Warner, $6.50, ISBN 0-446-60683-9
Historical Romance, 1999
Reading Kasey Michaels’s books is akin to watching a play where you are more enthralled with the conversation and characters than the plot. Which is a good thing considering she has a delightful way with words. And if one is looking for wit and humor in a story, Escapade more than delivers.
It is a good thing I didn’t do what I almost did after reading the first few chapters. I almost put the book down in disgust. Perhaps I better describe the story a bit more first.
Caledonia Johnston is out on a mission of vengeance – to shoot Noel Kinsey the Captain Sharp who has ruined her family fortunes in the knee. She drags along her meek and absent-upstairs friend Lester Plum and sneaks into a carriage, intending to confront Noel. Only it turns out she is in the wrong carriage. Simon, Viscount Brocton, is both amused and irritated by this woman. When he discovers that she is out to get his own intended target and hence will jeopardize all his well-laid plans, Simon hastily concocted a plan to get her out of the way. He tricks her into believing she would be his ally in bringing down Noel, get her prettied up in the grand tradition of My Fair Lady, and have her running around the ballrooms of London distracting everyone – and Noel.
Now, I have some rather high tolerance for reckless behavior on the heroine’s part, but Cal, as far as I’m concerned, has left her brains way back at the country. Sneaking into a man’s carriage, a man you know is dangerous, just to shoot him in the knee? Protected by a dim-witted man who would rather eat licorice sticks than anything else? Not exactly what I call intelligent behavior. Trouble is, Cal is supposed to be almost 19 but acts 15. She is supposed to have lived on her wits after her family’s downturn in fortune, but I have yet to see evidence of those even at the last page. Between tantrum sulks and childish behaviors, I am hard-pressed to be amused at anything she does.
Which makes Simon’s attraction to her rather creepy in nature. He keeps calling her child after all. Why would any mature 30-something man want to shackle up with such a young immature chit? I never get the impression that the attraction is anything but physical. She’s beautiful, he’s handsome. Simon talks and talks and talks and generally acts befuddled by the going-ons around him. Supposedly a practical, intelligent man hiding behind a mask of calculated dandy mannerism, he, unfortunately, has little charisma as a hero. Wickedly witty, yes. Memorable? No.
The romance isn’t much either. Cal and Simon generated so little sexual tension or anything that I’m sure a broken down blender has more sparks than they. They act more like a pair of bickering siblings that the one and only love scene – at the last three pages! – feels almost obscenely out of place.
But I do like this book. Not because of the romance, but because the secondary characters just shine through.
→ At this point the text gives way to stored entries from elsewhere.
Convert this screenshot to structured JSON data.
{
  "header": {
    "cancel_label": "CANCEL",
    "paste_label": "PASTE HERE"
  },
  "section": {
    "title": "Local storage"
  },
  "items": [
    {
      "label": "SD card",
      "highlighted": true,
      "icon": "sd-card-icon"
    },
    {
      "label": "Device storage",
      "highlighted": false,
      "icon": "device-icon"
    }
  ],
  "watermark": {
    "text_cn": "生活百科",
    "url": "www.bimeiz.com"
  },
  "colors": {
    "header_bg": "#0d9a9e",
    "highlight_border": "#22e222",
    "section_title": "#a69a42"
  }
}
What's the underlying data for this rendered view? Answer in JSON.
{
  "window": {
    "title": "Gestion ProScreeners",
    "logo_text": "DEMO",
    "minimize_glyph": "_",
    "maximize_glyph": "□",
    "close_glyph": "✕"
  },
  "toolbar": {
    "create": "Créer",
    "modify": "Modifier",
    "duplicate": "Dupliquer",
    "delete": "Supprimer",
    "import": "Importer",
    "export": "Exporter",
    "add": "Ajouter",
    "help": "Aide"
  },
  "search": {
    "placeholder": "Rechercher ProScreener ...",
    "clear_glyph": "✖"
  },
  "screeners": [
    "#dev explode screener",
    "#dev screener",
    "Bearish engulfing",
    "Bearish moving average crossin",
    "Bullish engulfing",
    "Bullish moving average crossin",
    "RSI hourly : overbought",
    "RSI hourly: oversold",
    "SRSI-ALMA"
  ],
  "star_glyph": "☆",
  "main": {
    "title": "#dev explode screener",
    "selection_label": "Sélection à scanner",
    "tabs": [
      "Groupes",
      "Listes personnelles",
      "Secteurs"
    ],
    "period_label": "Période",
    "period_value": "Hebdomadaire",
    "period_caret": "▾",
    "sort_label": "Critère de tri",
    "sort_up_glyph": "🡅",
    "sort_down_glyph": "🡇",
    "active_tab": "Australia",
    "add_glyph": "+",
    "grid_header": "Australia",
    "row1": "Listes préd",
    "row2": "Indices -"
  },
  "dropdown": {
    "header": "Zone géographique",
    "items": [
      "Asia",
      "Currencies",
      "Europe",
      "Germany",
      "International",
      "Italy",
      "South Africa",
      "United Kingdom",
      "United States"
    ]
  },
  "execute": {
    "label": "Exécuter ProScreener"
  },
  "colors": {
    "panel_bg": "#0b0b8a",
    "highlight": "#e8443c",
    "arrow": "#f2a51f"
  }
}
Simon’s mother Imogen is wonderful as a feisty woman who just refuses to act her age. She intends to find herself a husband because, as she told Cal, she’s tired of sleeping alone and ogling stable hands is undignified at her age. She is also a die-hard food addict who just couldn’t resist pastries and candies. She finds an adorable gastrointestinal soulmate (the author’s words!) in Lester, a sweet absent-minded simpleton who just wanted to be left alone to his food. His first foray into Almack’s is hilarious! Between Lester and Imogen coddling Cal and eating all sort of food I am hard-pressed to keep my ribs from bursting.
Simon’s friends, a mysterious rogue named Armand, and a wry, pessimistic Bones who looks like his nickname are hilarious characters too, way outshining the hero. I adore Bones, with his gloomy outlook and dry, witty, cynical utterances. If I have my way, Bones – thin as rail and skeletal-looking, will have his own story. He is way more interesting than Simon!